Ahora me explico el boom del tofu o la quinoa. Tanto cambio va a terminar por desquiciarnos. No me extraña que hasta el más recio en mantener sus posiciones pierda la coherencia llegado el caso y desdibuje su firmeza. Eso es, según parece, lo que le ha podido ocurrir al señor Muñoz.
“Nos gustaría que la política penitenciaria y la normalización se colocaran como elemento de condición para las relaciones con el Estado”. Esta afirmación fue hecha por el secretario general del principal sindicato del país en el transcurso de la manifestación de apoyo a los presos vascos celebrada el pasado sábado en Bilbao. Acertada reflexión. Ahora bien, si se pide colocar “como elemento de condición” eso significa que se haría en el marco de una negociación ¿no? ¿En qué quedamos, don Adolfo? ¿Hay que negociar con el gobierno del Estado o no? ¿Hay que romper y rasgar con los protagonistas del 155 o tratar de establecer con ellos un nuevo marco de normalización y convivencia? ¿No decían ustedes que no se podía hablar con el PP porque este era el partido más corrupto de Europa? ¿Dónde queda el pudor o la dignidad ahora? ¿No aseguraban con firmeza de abertzale auténtico que frente al Estado había que actuar de manera unilateral?
Habrá sido un lapsus. Seguramente. O una malinterpretación por mi parte. Últimamente estoy un tanto obtuso. Por poner otro ejemplo, y volviendo a la política penitenciaria, de las consultas y las informaciones que tenía de otras formaciones y colectivos, había llegado a creer que para avanzar hacia una solución en esta materia había una coincidencia en abordar las acciones de manera efectiva y no efectista. Es decir, buscar complicidades y consensos alejados de los focos y de la exaltación que provocara la reacción visceral de la caverna española. Habíamos llegado a la conclusión de que era mejor trabajar discretamente en la cocina para obtener resultados ciertos en lugar de la propaganda y el exhibicionismo.
Debí confundirme (una vez más). Porque algunos ya han anunciado, a bombo y platillo, que su próximo paso será celebrar una nueva manifestación y esta vez en Madrid. Para despertar las bajas pasiones de quienes lejos de cualquier vía de conciliación reivindican la prisión permanente revisable -cadena perpetua- y presionan al gobierno del PP para que nada se mueva, y si lo hace, sea en sentido contrario al que debiera producirse.

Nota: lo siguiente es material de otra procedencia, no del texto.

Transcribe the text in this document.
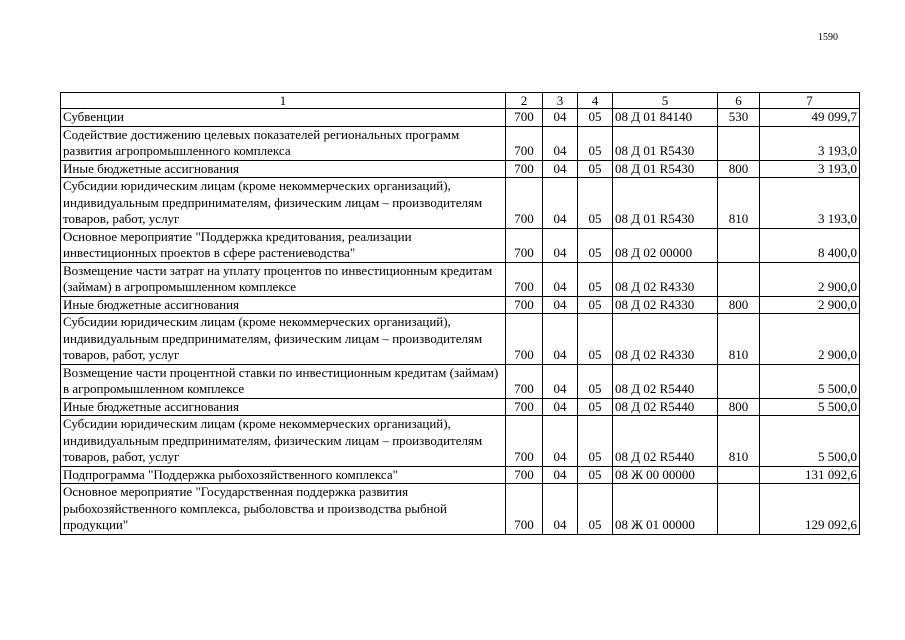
1590
1	2	3	4	5	6	7
Субвенции	700	04	05	08 Д 01 84140	530	49 099,7
Содействие достижению целевых показателей региональных программ развития агропромышленного комплекса	700	04	05	08 Д 01 R5430		3 193,0
Иные бюджетные ассигнования	700	04	05	08 Д 01 R5430	800	3 193,0
Субсидии юридическим лицам (кроме некоммерческих организаций), индивидуальным предпринимателям, физическим лицам – производителям товаров, работ, услуг	700	04	05	08 Д 01 R5430	810	3 193,0
Основное мероприятие "Поддержка кредитования, реализации инвестиционных проектов в сфере растениеводства"	700	04	05	08 Д 02 00000		8 400,0
Возмещение части затрат на уплату процентов по инвестиционным кредитам (займам) в агропромышленном комплексе	700	04	05	08 Д 02 R4330		2 900,0
Иные бюджетные ассигнования	700	04	05	08 Д 02 R4330	800	2 900,0
Субсидии юридическим лицам (кроме некоммерческих организаций), индивидуальным предпринимателям, физическим лицам – производителям товаров, работ, услуг	700	04	05	08 Д 02 R4330	810	2 900,0
Возмещение части процентной ставки по инвестиционным кредитам (займам) в агропромышленном комплексе	700	04	05	08 Д 02 R5440		5 500,0
Иные бюджетные ассигнования	700	04	05	08 Д 02 R5440	800	5 500,0
Субсидии юридическим лицам (кроме некоммерческих организаций), индивидуальным предпринимателям, физическим лицам – производителям товаров, работ, услуг	700	04	05	08 Д 02 R5440	810	5 500,0
Подпрограмма "Поддержка рыбохозяйственного комплекса"	700	04	05	08 Ж 00 00000		131 092,6
Основное мероприятие "Государственная поддержка развития рыбохозяйственного комплекса, рыболовства и производства рыбной продукции"	700	04	05	08 Ж 01 00000		129 092,6
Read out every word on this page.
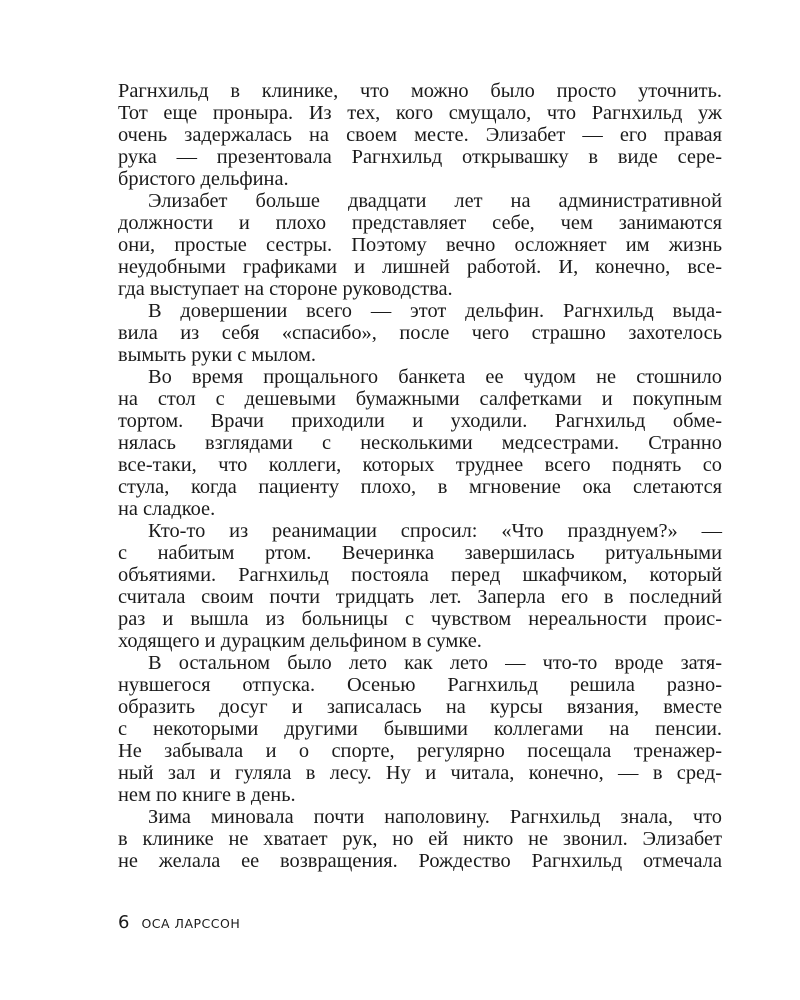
Рагнхильд в клинике, что можно было просто уточнить.
Тот еще проныра. Из тех, кого смущало, что Рагнхильд уж
очень задержалась на своем месте. Элизабет — его правая
рука — презентовала Рагнхильд открывашку в виде сере-
бристого дельфина.
Элизабет больше двадцати лет на административной
должности и плохо представляет себе, чем занимаются
они, простые сестры. Поэтому вечно осложняет им жизнь
неудобными графиками и лишней работой. И, конечно, все-
гда выступает на стороне руководства.
В довершении всего — этот дельфин. Рагнхильд выда-
вила из себя «спасибо», после чего страшно захотелось
вымыть руки с мылом.
Во время прощального банкета ее чудом не стошнило
на стол с дешевыми бумажными салфетками и покупным
тортом. Врачи приходили и уходили. Рагнхильд обме-
нялась взглядами с несколькими медсестрами. Странно
все-таки, что коллеги, которых труднее всего поднять со
стула, когда пациенту плохо, в мгновение ока слетаются
на сладкое.
Кто-то из реанимации спросил: «Что празднуем?» —
с набитым ртом. Вечеринка завершилась ритуальными
объятиями. Рагнхильд постояла перед шкафчиком, который
считала своим почти тридцать лет. Заперла его в последний
раз и вышла из больницы с чувством нереальности проис-
ходящего и дурацким дельфином в сумке.
В остальном было лето как лето — что-то вроде затя-
нувшегося отпуска. Осенью Рагнхильд решила разно-
образить досуг и записалась на курсы вязания, вместе
с некоторыми другими бывшими коллегами на пенсии.
Не забывала и о спорте, регулярно посещала тренажер-
ный зал и гуляла в лесу. Ну и читала, конечно, — в сред-
нем по книге в день.
Зима миновала почти наполовину. Рагнхильд знала, что
в клинике не хватает рук, но ей никто не звонил. Элизабет
не желала ее возвращения. Рождество Рагнхильд отмечала
6 ОСА ЛАРССОН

Qué falta de inteligencia. Qué superficialidad en las decisiones. Y qué ganas de protagonismo desafortunado. Confío en que rectifiquen o que quienes directamente más padecen las consecuencias de la excepcionalidad carcelaria les obliguen a replantearse su estrategia. Para no perder la perspectiva y para que el cambio que ha de venir sea de fondo y no se quede exclusivamente en la parte estética.